Corrosion and transport of depleted uranium in sand-rich environments

Abstract

The firing of depleted uranium (DU) weapons during conflicts and military testing has resulted in the deposition of DU in a variety of sand-rich environments. In this study, DU-amended dune sand microcosm and column experiments were carried out to investigate the corrosion of DU and the transport of corrosion products. Under field-moist conditions, DU corroded to metaschoepite ((UO 2) 8O 2(OH) 12·(H 2O) 10) at a rate of 0.10 ± 0.012 g cm −2 y −1. This loosely bound corrosion product detached easily from the coupon and became distributed heterogeneously within the sand. The corrosion of DU caused significant changes in the geochemical environment, with NO 3 - and Fe(III) reduction observed. Column experiments showed that transport of metaschoepite was mainly dependent on its dissolution and the subsequent interaction of the resulting dissolved uranyl ( UO 2 2 + ) species with sand particles.

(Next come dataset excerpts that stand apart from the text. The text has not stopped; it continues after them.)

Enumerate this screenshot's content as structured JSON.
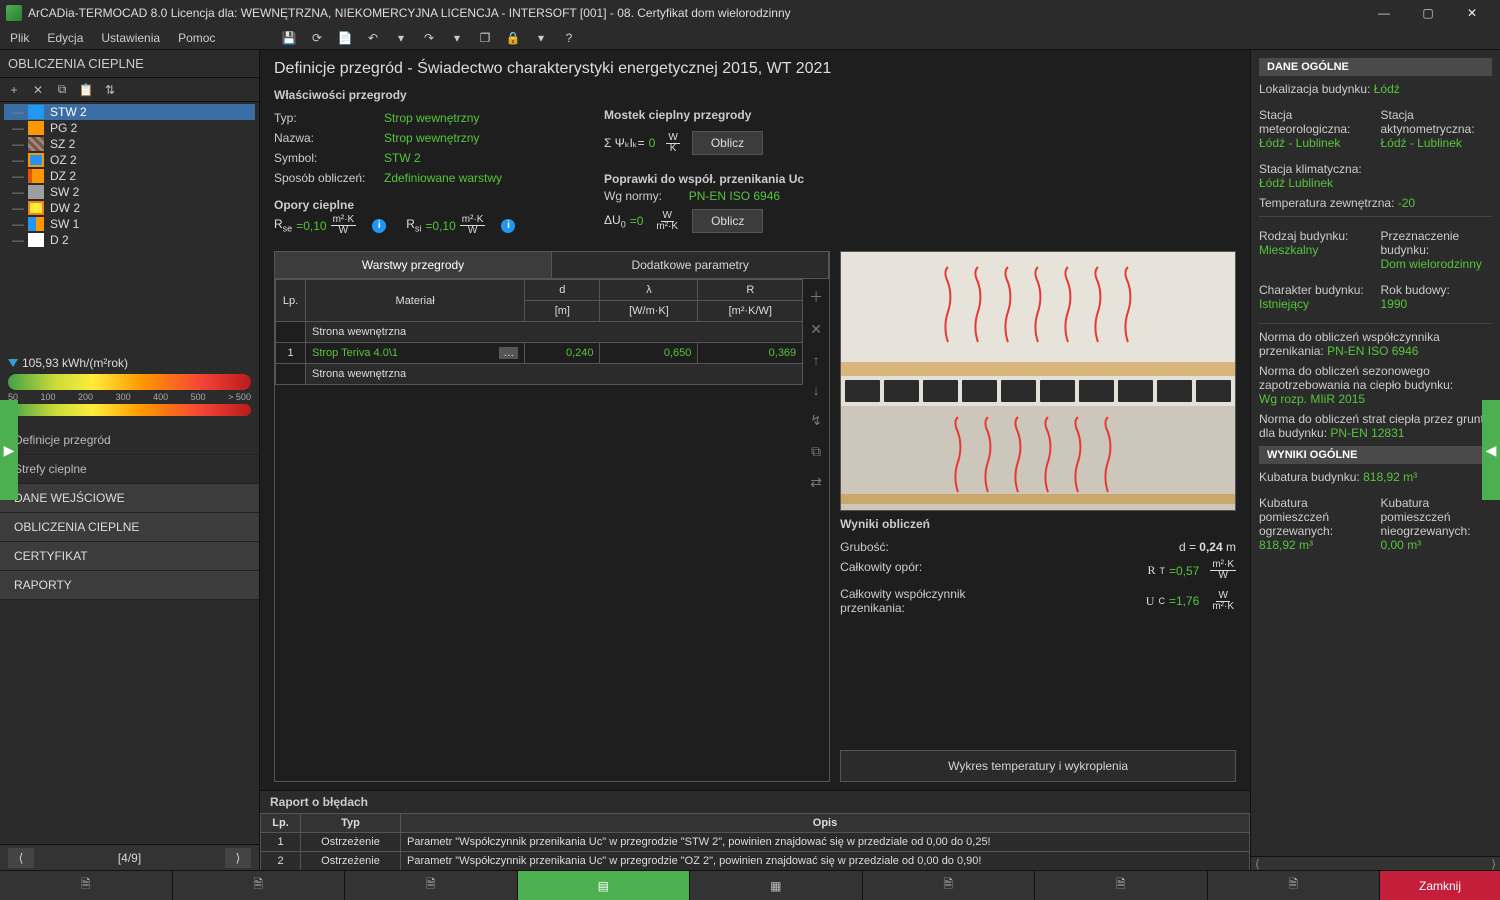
{
  "window": {
    "title": "ArCADia-TERMOCAD 8.0 Licencja dla: WEWNĘTRZNA, NIEKOMERCYJNA LICENCJA - INTERSOFT [001] - 08. Certyfikat dom wielorodzinny"
  },
  "menu": {
    "file": "Plik",
    "edit": "Edycja",
    "settings": "Ustawienia",
    "help": "Pomoc"
  },
  "left_panel": {
    "header": "OBLICZENIA CIEPLNE",
    "tree": [
      {
        "label": "STW 2",
        "ico": "stw",
        "selected": true
      },
      {
        "label": "PG 2",
        "ico": "pg"
      },
      {
        "label": "SZ 2",
        "ico": "sz"
      },
      {
        "label": "OZ 2",
        "ico": "oz"
      },
      {
        "label": "DZ 2",
        "ico": "dz"
      },
      {
        "label": "SW 2",
        "ico": "sw"
      },
      {
        "label": "DW 2",
        "ico": "dw"
      },
      {
        "label": "SW 1",
        "ico": "sw1"
      },
      {
        "label": "D 2",
        "ico": "d2"
      }
    ],
    "energy_value": "105,93 kWh/(m²rok)",
    "scale": [
      "50",
      "100",
      "200",
      "300",
      "400",
      "500",
      "> 500"
    ],
    "nav": [
      {
        "label": "Definicje przegród",
        "type": "sub"
      },
      {
        "label": "Strefy cieplne",
        "type": "sub"
      },
      {
        "label": "DANE WEJŚCIOWE",
        "type": "sec"
      },
      {
        "label": "OBLICZENIA CIEPLNE",
        "type": "sec"
      },
      {
        "label": "CERTYFIKAT",
        "type": "sec"
      },
      {
        "label": "RAPORTY",
        "type": "sec"
      }
    ],
    "pager": "[4/9]"
  },
  "center": {
    "title": "Definicje przegród - Świadectwo charakterystyki energetycznej 2015, WT 2021",
    "props_header": "Właściwości przegrody",
    "type_label": "Typ:",
    "type_value": "Strop wewnętrzny",
    "name_label": "Nazwa:",
    "name_value": "Strop wewnętrzny",
    "symbol_label": "Symbol:",
    "symbol_value": "STW 2",
    "method_label": "Sposób obliczeń:",
    "method_value": "Zdefiniowane warstwy",
    "bridge_header": "Mostek cieplny przegrody",
    "bridge_formula_prefix": "Σ Ψₖlₖ=",
    "bridge_value": "0",
    "bridge_unit_n": "W",
    "bridge_unit_d": "K",
    "calc_button": "Oblicz",
    "opory_header": "Opory cieplne",
    "rse_prefix": "R",
    "rse_val": "=0,10",
    "rse_unit_n": "m²·K",
    "rse_unit_d": "W",
    "rsi_prefix": "R",
    "rsi_val": "=0,10",
    "rsi_unit_n": "m²·K",
    "rsi_unit_d": "W",
    "uc_header": "Poprawki do współ. przenikania Uc",
    "norm_label": "Wg normy:",
    "norm_value": "PN-EN ISO 6946",
    "du_prefix": "ΔU",
    "du_val": "=0",
    "du_unit_n": "W",
    "du_unit_d": "m²·K",
    "tab_layers": "Warstwy przegrody",
    "tab_extra": "Dodatkowe parametry",
    "table": {
      "headers": {
        "lp": "Lp.",
        "material": "Materiał",
        "d": "d",
        "d_unit": "[m]",
        "lambda": "λ",
        "lambda_unit": "[W/m·K]",
        "r": "R",
        "r_unit": "[m²·K/W]"
      },
      "rows": [
        {
          "side": "Strona wewnętrzna"
        },
        {
          "lp": "1",
          "material": "Strop Teriva 4.0\\1",
          "d": "0,240",
          "lambda": "0,650",
          "r": "0,369"
        },
        {
          "side": "Strona wewnętrzna"
        }
      ]
    },
    "results": {
      "header": "Wyniki obliczeń",
      "thickness_label": "Grubość:",
      "thickness_value": "d = 0,24 m",
      "resistance_label": "Całkowity opór:",
      "resistance_prefix": "R",
      "resistance_val": "=0,57",
      "resistance_unit_n": "m²·K",
      "resistance_unit_d": "W",
      "uc_label": "Całkowity współczynnik przenikania:",
      "uc_prefix": "U",
      "uc_val": "=1,76",
      "uc_unit_n": "W",
      "uc_unit_d": "m²·K"
    },
    "chart_button": "Wykres temperatury i wykroplenia"
  },
  "right_panel": {
    "header1": "DANE OGÓLNE",
    "loc_label": "Lokalizacja budynku:",
    "loc_value": "Łódź",
    "meteo_label": "Stacja meteorologiczna:",
    "meteo_value": "Łódź - Lublinek",
    "actino_label": "Stacja aktynometryczna:",
    "actino_value": "Łódź - Lublinek",
    "climate_label": "Stacja klimatyczna:",
    "climate_value": "Łódź Lublinek",
    "temp_label": "Temperatura zewnętrzna:",
    "temp_value": "-20",
    "type_label": "Rodzaj budynku:",
    "type_value": "Mieszkalny",
    "purpose_label": "Przeznaczenie budynku:",
    "purpose_value": "Dom wielorodzinny",
    "char_label": "Charakter budynku:",
    "char_value": "Istniejący",
    "year_label": "Rok budowy:",
    "year_value": "1990",
    "norm1_label": "Norma do obliczeń współczynnika przenikania:",
    "norm1_value": "PN-EN ISO 6946",
    "norm2_label": "Norma do obliczeń sezonowego zapotrzebowania na ciepło budynku:",
    "norm2_value": "Wg rozp. MIiR 2015",
    "norm3_label": "Norma do obliczeń strat ciepła przez grunt dla budynku:",
    "norm3_value": "PN-EN 12831",
    "header2": "WYNIKI OGÓLNE",
    "kub_label": "Kubatura budynku:",
    "kub_value": "818,92 m³",
    "kub_heated_label": "Kubatura pomieszczeń ogrzewanych:",
    "kub_heated_value": "818,92 m³",
    "kub_unheated_label": "Kubatura pomieszczeń nieogrzewanych:",
    "kub_unheated_value": "0,00 m³"
  },
  "report": {
    "title": "Raport o błędach",
    "headers": {
      "lp": "Lp.",
      "type": "Typ",
      "desc": "Opis"
    },
    "rows": [
      {
        "lp": "1",
        "type": "Ostrzeżenie",
        "desc": "Parametr \"Współczynnik przenikania Uc\" w przegrodzie \"STW 2\", powinien znajdować się w przedziale od 0,00 do 0,25!"
      },
      {
        "lp": "2",
        "type": "Ostrzeżenie",
        "desc": "Parametr \"Współczynnik przenikania Uc\" w przegrodzie \"OZ 2\", powinien znajdować się w przedziale od 0,00 do 0,90!"
      }
    ]
  },
  "bottom": {
    "close": "Zamknij"
  }
}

The modelling results predict that the transport of U released from metaschoepite dissolution is retarded, due to a slowly desorbing surface species (first order desorption rate constant = 5.0 (±1.0) × 10 −8 s −1). The concentrations of U eluting from the metaschoepite column were orders of magnitude higher than the World Health Organisation’s recommended maximum admissible concentration for U in drinking water of 15 μg L −1. Therefore, a relatively high level of mobile U contamination would be expected in the immediate proximity of a corroding penetrator in a sand-rich environment.